Home and community-based isolation
About 80-85% of the Covid-19 positive cases are mild and do not require hospitalisation; these can largely be managed at home. However, there are still conditions laid down for home isolation by the health ministry such as having a separate room and washroom for those isolating, a caretaker available 24×7, among other things that need to be strictly adhered to.
“Of all the positive cases that need hospitalisation, about 5% will develop serious illness needing intensive care. The rest can be managed with oxygen therapy,” said Dr Khilnani.
Each village needs to have an adequate number of pulse oximeters and thermometers, as monitoring of oxygen saturation is important for Covid-19 patients.
“A system of providing pulse oximeters and thermometers on loan to families with a confirmed case of Covid should be developed through ASHA/Anganwadi workers and village-level volunteers. The pulse oximeters and thermometers should be sanitised after each use with cotton/cloth soaked in an alcohol-based sanitiser,” the guidelines say.

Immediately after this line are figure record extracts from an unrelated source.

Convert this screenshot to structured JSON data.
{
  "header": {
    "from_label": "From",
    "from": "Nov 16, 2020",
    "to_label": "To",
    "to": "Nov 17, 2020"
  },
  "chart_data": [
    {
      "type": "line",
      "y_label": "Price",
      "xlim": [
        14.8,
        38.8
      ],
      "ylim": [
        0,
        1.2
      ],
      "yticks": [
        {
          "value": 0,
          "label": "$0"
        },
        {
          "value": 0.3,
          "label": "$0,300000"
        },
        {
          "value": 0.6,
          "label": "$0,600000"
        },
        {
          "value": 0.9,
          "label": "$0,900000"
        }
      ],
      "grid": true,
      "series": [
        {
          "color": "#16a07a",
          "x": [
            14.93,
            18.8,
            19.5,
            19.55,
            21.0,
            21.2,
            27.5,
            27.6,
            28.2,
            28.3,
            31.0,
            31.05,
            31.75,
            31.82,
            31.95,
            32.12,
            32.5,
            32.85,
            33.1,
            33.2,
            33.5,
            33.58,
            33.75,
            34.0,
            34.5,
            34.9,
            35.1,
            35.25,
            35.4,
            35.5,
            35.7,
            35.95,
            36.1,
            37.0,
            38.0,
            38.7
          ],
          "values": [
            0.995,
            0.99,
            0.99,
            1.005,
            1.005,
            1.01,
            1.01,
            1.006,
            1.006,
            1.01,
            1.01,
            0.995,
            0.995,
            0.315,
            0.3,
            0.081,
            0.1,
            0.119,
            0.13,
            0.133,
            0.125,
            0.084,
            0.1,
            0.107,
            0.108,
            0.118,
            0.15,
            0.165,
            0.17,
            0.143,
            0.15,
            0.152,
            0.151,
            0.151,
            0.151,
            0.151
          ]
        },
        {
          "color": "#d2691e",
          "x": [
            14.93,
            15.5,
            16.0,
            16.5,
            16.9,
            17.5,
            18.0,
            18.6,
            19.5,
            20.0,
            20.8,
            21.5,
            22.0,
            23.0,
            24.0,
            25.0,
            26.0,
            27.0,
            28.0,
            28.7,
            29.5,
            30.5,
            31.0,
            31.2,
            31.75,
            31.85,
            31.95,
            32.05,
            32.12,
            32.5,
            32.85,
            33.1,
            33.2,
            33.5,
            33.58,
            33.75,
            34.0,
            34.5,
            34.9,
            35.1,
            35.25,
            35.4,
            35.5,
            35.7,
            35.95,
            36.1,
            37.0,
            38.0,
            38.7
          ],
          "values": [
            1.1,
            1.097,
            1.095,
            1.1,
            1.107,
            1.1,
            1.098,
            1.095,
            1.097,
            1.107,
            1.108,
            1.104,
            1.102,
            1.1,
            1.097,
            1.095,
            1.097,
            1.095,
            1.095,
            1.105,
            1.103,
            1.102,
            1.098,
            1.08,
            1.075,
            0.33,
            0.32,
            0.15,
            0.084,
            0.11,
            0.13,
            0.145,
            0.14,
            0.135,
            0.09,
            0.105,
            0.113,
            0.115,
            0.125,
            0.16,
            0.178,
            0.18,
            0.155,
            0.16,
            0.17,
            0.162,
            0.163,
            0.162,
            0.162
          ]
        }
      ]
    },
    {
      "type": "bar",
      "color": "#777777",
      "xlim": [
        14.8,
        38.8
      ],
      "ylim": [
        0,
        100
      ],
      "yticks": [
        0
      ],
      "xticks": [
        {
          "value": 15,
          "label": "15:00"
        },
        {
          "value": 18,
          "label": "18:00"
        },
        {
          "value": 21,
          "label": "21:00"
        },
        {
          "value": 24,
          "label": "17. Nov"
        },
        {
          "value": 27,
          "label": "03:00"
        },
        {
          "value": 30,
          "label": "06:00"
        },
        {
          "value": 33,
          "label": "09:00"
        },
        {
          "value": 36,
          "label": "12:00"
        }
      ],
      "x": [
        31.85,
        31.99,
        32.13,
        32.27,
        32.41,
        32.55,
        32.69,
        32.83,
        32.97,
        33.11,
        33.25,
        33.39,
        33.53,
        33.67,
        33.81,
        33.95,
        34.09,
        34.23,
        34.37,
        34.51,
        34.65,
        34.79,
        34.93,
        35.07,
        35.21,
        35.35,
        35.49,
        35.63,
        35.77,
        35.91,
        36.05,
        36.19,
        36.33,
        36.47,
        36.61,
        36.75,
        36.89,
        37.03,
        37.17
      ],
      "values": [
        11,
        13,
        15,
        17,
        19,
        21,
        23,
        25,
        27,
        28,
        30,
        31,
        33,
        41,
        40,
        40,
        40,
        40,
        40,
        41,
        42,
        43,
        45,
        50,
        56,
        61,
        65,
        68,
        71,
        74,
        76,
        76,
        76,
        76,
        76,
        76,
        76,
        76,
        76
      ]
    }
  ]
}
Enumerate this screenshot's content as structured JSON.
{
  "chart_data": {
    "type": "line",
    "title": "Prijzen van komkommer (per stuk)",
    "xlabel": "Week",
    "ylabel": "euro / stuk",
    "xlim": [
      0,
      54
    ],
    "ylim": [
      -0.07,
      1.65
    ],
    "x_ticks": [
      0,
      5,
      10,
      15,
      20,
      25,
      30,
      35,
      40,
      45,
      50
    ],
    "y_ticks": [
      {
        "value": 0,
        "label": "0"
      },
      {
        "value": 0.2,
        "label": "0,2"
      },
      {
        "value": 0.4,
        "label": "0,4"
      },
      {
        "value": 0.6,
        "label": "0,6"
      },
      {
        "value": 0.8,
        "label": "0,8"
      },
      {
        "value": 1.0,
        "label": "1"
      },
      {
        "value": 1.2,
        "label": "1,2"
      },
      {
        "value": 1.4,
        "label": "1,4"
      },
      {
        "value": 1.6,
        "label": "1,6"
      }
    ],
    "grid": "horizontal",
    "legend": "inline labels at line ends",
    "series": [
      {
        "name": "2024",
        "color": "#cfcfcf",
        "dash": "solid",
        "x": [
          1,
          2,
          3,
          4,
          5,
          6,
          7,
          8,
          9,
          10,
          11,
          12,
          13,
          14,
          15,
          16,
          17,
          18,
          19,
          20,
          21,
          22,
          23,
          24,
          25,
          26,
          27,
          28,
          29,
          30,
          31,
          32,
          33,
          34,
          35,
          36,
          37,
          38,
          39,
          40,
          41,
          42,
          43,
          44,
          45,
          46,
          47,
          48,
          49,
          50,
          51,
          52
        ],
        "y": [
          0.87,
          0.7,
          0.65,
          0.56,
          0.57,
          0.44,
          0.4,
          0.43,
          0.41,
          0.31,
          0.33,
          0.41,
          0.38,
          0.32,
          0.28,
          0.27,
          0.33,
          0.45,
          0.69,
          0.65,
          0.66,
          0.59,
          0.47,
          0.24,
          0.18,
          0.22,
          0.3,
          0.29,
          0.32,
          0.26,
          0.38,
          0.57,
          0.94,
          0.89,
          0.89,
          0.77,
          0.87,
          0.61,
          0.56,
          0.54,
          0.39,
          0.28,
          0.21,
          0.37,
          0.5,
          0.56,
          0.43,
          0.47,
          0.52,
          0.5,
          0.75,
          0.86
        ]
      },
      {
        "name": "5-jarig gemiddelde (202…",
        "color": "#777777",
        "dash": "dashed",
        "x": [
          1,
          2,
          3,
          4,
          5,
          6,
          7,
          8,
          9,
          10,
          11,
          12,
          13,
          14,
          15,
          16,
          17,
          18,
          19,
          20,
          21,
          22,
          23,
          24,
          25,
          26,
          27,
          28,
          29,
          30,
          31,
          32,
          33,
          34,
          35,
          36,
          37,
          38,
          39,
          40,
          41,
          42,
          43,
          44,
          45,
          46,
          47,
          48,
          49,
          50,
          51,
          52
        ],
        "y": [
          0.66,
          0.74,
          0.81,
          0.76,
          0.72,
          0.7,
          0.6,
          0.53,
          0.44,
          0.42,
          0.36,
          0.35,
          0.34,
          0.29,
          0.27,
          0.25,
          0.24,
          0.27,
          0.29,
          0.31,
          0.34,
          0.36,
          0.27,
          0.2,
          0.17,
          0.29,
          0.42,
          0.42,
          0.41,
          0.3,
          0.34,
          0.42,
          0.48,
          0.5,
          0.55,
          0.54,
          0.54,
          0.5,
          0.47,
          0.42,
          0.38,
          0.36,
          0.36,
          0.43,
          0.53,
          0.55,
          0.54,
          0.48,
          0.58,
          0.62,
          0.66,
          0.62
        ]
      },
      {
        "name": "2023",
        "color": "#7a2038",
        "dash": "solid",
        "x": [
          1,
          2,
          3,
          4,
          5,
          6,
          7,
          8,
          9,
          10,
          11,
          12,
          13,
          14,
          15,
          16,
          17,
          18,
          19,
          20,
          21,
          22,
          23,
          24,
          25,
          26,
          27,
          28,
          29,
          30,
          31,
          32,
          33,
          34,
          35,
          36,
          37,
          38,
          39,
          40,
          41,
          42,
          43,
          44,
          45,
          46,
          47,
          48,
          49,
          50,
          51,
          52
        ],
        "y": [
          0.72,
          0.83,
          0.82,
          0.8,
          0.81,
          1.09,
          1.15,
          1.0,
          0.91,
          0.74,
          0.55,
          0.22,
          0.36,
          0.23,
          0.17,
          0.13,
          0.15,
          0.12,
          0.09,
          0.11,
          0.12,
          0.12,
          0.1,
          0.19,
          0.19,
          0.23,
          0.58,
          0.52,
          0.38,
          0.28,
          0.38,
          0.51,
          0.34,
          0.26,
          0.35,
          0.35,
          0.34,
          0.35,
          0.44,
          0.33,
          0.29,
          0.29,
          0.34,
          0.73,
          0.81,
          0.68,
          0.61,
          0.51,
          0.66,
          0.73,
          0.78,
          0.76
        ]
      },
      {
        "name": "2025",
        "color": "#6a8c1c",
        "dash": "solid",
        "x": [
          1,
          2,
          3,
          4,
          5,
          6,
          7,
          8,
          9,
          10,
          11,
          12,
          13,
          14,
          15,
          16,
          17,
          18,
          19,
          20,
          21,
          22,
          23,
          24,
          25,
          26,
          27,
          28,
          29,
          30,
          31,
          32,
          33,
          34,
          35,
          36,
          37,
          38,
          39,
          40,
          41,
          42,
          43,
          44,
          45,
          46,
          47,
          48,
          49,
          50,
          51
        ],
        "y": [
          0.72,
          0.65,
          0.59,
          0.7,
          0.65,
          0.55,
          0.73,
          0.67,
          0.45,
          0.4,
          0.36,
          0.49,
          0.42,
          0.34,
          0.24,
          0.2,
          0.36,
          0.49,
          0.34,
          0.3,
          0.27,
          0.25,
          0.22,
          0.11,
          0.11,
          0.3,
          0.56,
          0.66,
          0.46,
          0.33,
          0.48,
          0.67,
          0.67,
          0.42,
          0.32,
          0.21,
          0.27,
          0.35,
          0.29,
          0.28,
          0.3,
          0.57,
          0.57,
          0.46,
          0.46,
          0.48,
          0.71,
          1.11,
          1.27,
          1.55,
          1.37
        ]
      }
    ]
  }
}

A home Isolation kit will be provided to all such cases which should include required medicines such as paracetamol 500mg for fever, anti-parasitic ivermectin, cough syrup, multivitamins (as prescribed by the treating doctor).
The government has directed peri-urban and rural areas to plan a minimum 30-bed Covid care centre that will offer care for asymptomatic cases with comorbidities or mild cases where home isolation is not feasible. Family members of a positive case also need to quarantine, and be watchful of symptoms.
The community health officer, auxiliary nurse midwife, or multipurpose health worker will be the nodal person for the Covid care centres from the health sector, and accredited social health activist or anganwadi worker will support them. Qualified Ayush doctors, or final year Ayush students, or final-year BSc nurses can run the care centre, according to the prescribed guidelines.
Tribal Covid care
Tribal areas pose additional challenges and hence require additional focus. “Tribal communities are geographically and socioeconomically relatively segregated and may have poor access to health care. Strengthening community-based management through Gram Sabhas should be taken and they should be involved at every stage of planning and executing Covid-care activities,” said the guidelines, adding that there needs to be integration of Covid care with mobile medical units under the national health mission in tribal areas.